Ana Botafogo, bailarinaMário Veloso

Os 45 anos de carreira da bailarina Ana Botafogo foram registrados em um livro escrito por seu pai, Ernani Ernesto Fonseca. "Ana Botafogo: palco e vida" será lançado na próxima quarta-feira (1º). Em entrevista ao jornal O DIA, Ana Botafogo fala do livro, balé, além de arte e cultura em tempos de pandemia. " É preciso incentivo privado e do governo para que novas políticas possam ser pensadas e executadas. Eu sempre sou a favor que incentivos venham do governo, mas também do setor privado. E cada indivíduo é responsável pela sua própria cultura. Ajudarmos o próximo em termos de cultura e produção artística é fundamental, assim como é fundamental a liberdade de expressão", disse. No Rio, o Theatro Municipal foi palco de grandes apresentações da bailarina, que exalta o local. "É o propulsor da arte, guardião da arte erudita, canto, música e dança, e apresenta toda forma de arte para todos os que estão no Rio de Janeiro. Tem uma posição fundamental para a cultura da cidade".
Como foi o início de sua carreira e quando se deu conta de que poderia ser uma bailarina profissional?
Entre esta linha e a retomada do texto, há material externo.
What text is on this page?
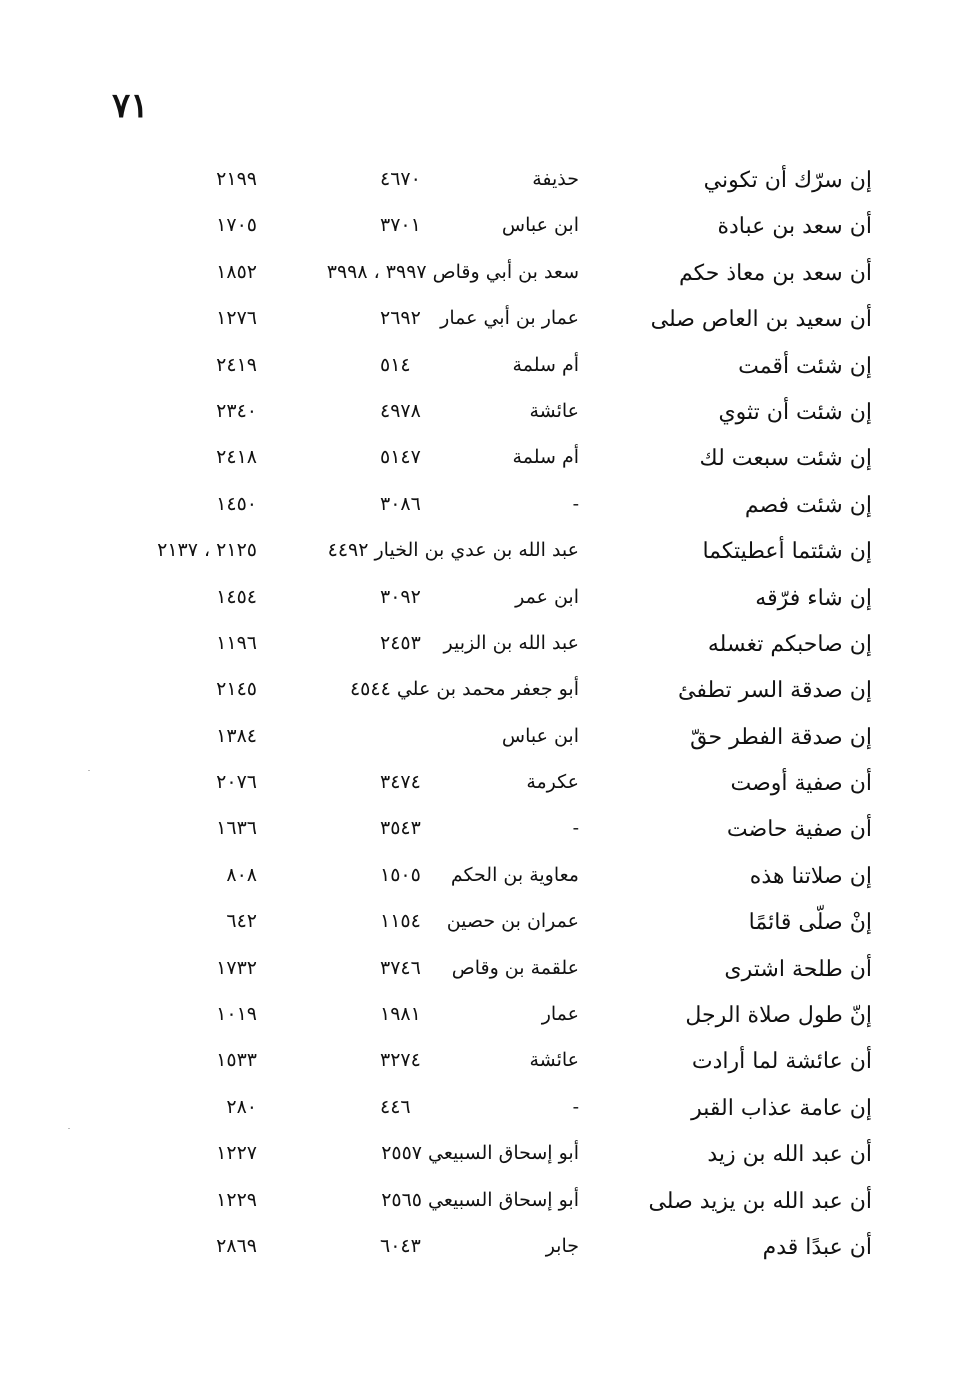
٧١
إن سرّك أن تكوني
حذيفة
٤٦٧٠
٢١٩٩
أن سعد بن عبادة
ابن عباس
٣٧٠١
١٧٠٥
أن سعد بن معاذ حكم
سعد بن أبي وقاص ٣٩٩٧ ، ٣٩٩٨
١٨٥٢
أن سعيد بن العاص صلى
عمار بن أبي عمار
٢٦٩٢
١٢٧٦
إن شئت أقمت
أم سلمة
٥١٤
٢٤١٩
إن شئت أن تثوي
عائشة
٤٩٧٨
٢٣٤٠
إن شئت سبعت لك
أم سلمة
٥١٤٧
٢٤١٨
إن شئت فصم
-
٣٠٨٦
١٤٥٠
إن شئتما أعطيتكما
عبد الله بن عدي بن الخيار ٤٤٩٢
٢١٢٥ ، ٢١٣٧
إن شاء فرّقه
ابن عمر
٣٠٩٢
١٤٥٤
إن صاحبكم تغسله
عبد الله بن الزبير
٢٤٥٣
١١٩٦
إن صدقة السر تطفئ
أبو جعفر محمد بن علي ٤٥٤٤
٢١٤٥
إن صدقة الفطر حقّ
ابن عباس
١٣٨٤
أن صفية أوصت
عكرمة
٣٤٧٤
٢٠٧٦
أن صفية حاضت
-
٣٥٤٣
١٦٣٦
إن صلاتنا هذه
معاوية بن الحكم
١٥٠٥
٨٠٨
إنْ صلّى قائمًا
عمران بن حصين
١١٥٤
٦٤٢
أن طلحة اشترى
علقمة بن وقاص
٣٧٤٦
١٧٣٢
إنّ طول صلاة الرجل
عمار
١٩٨١
١٠١٩
أن عائشة لما أرادت
عائشة
٣٢٧٤
١٥٣٣
إن عامة عذاب القبر
-
٤٤٦
٢٨٠
أن عبد الله بن زيد
أبو إسحاق السبيعي ٢٥٥٧
١٢٢٧
أن عبد الله بن يزيد صلى
أبو إسحاق السبيعي ٢٥٦٥
١٢٢٩
أن عبدًا قدم
جابر
٦٠٤٣
٢٨٦٩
O início do meu aprendizado de balé foi perto de casa, uma brincadeira de criança, no Conservatório de Música da Urca. Mas o início foi também inusitado. Foi quando eu fui estudar em Paris e resolvi tentar uma audição, um teste, e recebi meu primeiro contrato profissional. Totalmente inesperado. Dancei no ballet de Marseille, do coreógrafo Roland Petit. Foi um excelente começo. Uma grande companhia com muitos estrangeiros, mas a gente viajava e dançava bastante. Sobretudo a organização, a administração, era impecável. Acho que isso foi excelente pra uma jovem bailarina. Quando eu pensei que eu seria uma profissional? Acho que foi a partir dali. A partir do primeiro dia, da primeira semana que eu me apresentei na companhia em Marseille, eu vi que aquilo era para mim. E, desde então, me dediquei muito, não só ao aprendizado, mas ao aperfeiçoamento - a vida da bailarina é se aperfeiçoar sempre. Claro, ao longo desse tempo todo, eu que tive uma carreira longa, mesmo depois de ser uma primeira bailarina que eu me tornei aqui, já no Brasil… Depois do Roland Petit, eu dancei na Associação de Balé do Rio de Janeiro e, há 40 anos, eu entrei no Theatro Municipal como primeira bailarina. Lá atrás, na França, eu me dei conta de que eu seria, sim, para o resto da vida, uma bailarina profissional.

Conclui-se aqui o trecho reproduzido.